Andere zaken liggen maatschappelijk gevoeliger. Een hond als huisdier bijvoorbeeld heeft dezelfde ecologische voetafdruk als een Ethiopiër. Ook de grote vleesconsumptie is een gewoonte die moeilijk bij te sturen is. Minder vlees eten heeft nochtans een grotere impact dan men zou denken. Om 1 kg vlees te produceren is maar liefst 8 kg graan nodig. Graan dat dan uiteraard niet meer beschikbaar is voor menselijke consumptie.
Het is de taak van onze overheden om duurzame oplossingen te promoten via financiële steun en/of fiscale regelgeving. Zij doen dat momenteel al tot op zekere hoogte, denk maar aan de steun voor het openbaar vervoer. Op het vlak van bijvoorbeeld energie is echter nog veel meer mogelijk. Onder impuls van Europa gaat het stilaan de goeie kant op.
De groeilanden moeten op hun beurt afstappen van het idee dat zij dezelfde evolutie mogen doormaken als de Westerse landen. We weten nu veel meer over bepaalde invloeden en de technologieën staan nu een pak verder. Het zou dan ook onverstandig en zelfs misdadig zijn om hier geen rekening mee te houden.

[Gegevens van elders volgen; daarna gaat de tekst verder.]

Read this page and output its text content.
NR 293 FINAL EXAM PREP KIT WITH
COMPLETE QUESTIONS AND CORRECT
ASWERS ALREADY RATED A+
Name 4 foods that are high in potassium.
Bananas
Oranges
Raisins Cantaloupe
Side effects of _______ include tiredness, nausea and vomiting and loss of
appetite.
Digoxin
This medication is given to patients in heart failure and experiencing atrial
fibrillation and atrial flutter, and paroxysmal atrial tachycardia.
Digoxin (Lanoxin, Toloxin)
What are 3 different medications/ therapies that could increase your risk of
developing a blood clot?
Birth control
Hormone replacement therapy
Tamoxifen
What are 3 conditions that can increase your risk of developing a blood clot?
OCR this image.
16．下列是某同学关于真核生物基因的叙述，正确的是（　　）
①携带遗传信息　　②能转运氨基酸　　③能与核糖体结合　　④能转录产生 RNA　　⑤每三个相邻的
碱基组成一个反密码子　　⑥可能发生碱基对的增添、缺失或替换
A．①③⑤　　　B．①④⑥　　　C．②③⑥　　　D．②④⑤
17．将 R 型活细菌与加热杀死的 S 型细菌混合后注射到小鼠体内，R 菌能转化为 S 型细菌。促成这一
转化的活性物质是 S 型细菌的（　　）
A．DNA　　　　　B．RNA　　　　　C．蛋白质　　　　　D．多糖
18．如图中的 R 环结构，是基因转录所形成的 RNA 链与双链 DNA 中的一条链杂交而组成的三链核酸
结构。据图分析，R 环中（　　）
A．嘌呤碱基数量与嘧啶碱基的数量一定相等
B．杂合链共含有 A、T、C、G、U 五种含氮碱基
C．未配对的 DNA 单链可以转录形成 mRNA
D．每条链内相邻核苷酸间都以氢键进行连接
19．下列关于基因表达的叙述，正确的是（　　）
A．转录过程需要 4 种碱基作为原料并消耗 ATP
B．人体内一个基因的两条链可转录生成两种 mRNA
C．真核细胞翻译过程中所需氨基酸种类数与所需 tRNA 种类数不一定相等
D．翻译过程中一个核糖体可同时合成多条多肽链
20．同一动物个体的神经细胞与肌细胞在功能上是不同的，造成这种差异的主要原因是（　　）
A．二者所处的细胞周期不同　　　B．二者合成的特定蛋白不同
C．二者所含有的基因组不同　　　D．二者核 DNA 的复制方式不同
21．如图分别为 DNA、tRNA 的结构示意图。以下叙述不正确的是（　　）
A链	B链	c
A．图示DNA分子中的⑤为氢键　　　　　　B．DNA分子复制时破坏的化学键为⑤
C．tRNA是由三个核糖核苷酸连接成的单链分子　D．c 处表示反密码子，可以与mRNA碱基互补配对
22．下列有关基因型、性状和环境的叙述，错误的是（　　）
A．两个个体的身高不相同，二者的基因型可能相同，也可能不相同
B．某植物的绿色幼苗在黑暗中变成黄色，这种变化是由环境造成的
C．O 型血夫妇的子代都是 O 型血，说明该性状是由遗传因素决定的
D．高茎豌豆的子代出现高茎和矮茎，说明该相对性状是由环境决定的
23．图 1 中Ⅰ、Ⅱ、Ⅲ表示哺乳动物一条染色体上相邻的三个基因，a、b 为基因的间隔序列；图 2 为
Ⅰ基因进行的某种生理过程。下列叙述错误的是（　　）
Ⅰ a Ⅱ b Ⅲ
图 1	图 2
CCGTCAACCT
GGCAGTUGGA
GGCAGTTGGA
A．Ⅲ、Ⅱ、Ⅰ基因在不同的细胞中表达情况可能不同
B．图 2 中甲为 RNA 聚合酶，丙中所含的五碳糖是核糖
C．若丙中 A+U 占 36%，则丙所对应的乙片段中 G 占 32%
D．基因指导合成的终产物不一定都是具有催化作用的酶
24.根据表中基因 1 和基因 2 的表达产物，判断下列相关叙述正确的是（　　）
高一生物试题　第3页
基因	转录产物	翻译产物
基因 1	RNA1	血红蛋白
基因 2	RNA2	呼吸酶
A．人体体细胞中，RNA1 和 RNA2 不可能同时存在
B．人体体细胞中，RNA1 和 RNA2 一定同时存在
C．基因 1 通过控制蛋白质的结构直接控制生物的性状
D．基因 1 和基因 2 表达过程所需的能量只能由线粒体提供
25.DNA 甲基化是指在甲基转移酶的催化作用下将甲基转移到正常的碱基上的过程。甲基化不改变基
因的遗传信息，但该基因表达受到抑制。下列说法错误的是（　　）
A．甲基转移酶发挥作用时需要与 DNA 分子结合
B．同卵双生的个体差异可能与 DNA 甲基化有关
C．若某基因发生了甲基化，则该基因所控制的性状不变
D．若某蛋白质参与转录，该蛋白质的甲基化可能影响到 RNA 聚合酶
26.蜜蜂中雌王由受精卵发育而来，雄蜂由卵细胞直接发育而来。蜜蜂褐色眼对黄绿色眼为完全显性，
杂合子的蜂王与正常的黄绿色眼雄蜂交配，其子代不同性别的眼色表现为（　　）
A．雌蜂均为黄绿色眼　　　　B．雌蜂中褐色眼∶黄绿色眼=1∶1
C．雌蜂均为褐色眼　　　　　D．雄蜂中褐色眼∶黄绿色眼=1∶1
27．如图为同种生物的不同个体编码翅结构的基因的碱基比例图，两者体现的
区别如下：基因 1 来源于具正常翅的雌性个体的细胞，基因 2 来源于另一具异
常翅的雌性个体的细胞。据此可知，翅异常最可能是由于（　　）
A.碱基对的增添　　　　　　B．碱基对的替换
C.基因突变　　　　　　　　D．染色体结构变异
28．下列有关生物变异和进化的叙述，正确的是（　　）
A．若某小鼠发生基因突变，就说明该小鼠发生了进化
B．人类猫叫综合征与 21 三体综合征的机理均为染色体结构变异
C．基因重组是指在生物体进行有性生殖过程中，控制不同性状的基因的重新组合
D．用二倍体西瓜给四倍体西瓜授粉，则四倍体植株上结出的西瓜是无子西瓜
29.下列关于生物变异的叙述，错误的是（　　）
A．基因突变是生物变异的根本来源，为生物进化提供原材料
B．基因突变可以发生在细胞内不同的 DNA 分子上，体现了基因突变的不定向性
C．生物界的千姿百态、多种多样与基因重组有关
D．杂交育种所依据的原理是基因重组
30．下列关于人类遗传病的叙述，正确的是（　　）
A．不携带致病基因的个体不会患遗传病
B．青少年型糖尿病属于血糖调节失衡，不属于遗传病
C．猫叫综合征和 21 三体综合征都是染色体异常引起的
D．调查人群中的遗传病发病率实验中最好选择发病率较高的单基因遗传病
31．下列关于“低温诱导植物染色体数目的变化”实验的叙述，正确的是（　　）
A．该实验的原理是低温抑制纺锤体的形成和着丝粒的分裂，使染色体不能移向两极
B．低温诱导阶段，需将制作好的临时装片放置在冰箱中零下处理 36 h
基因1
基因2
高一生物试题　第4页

Om de wereldbevolking in de toekomst op een duurzame manier van voedsel en energie te voorzien zal technologische vooruitgang hand in hand moeten gaan met een politiek-maatschappelijke verschuiving. De welvarende wereld zal zijn verantwoordelijkheid moeten nemen door zijn consumptiepatroon bij te stellen, terwijl de opkomende economieën op hun beurt niet alles op het Westen kunnen blijven afwimpelen. De toekomst van onze planeet is een collectieve verantwoordelijkheid.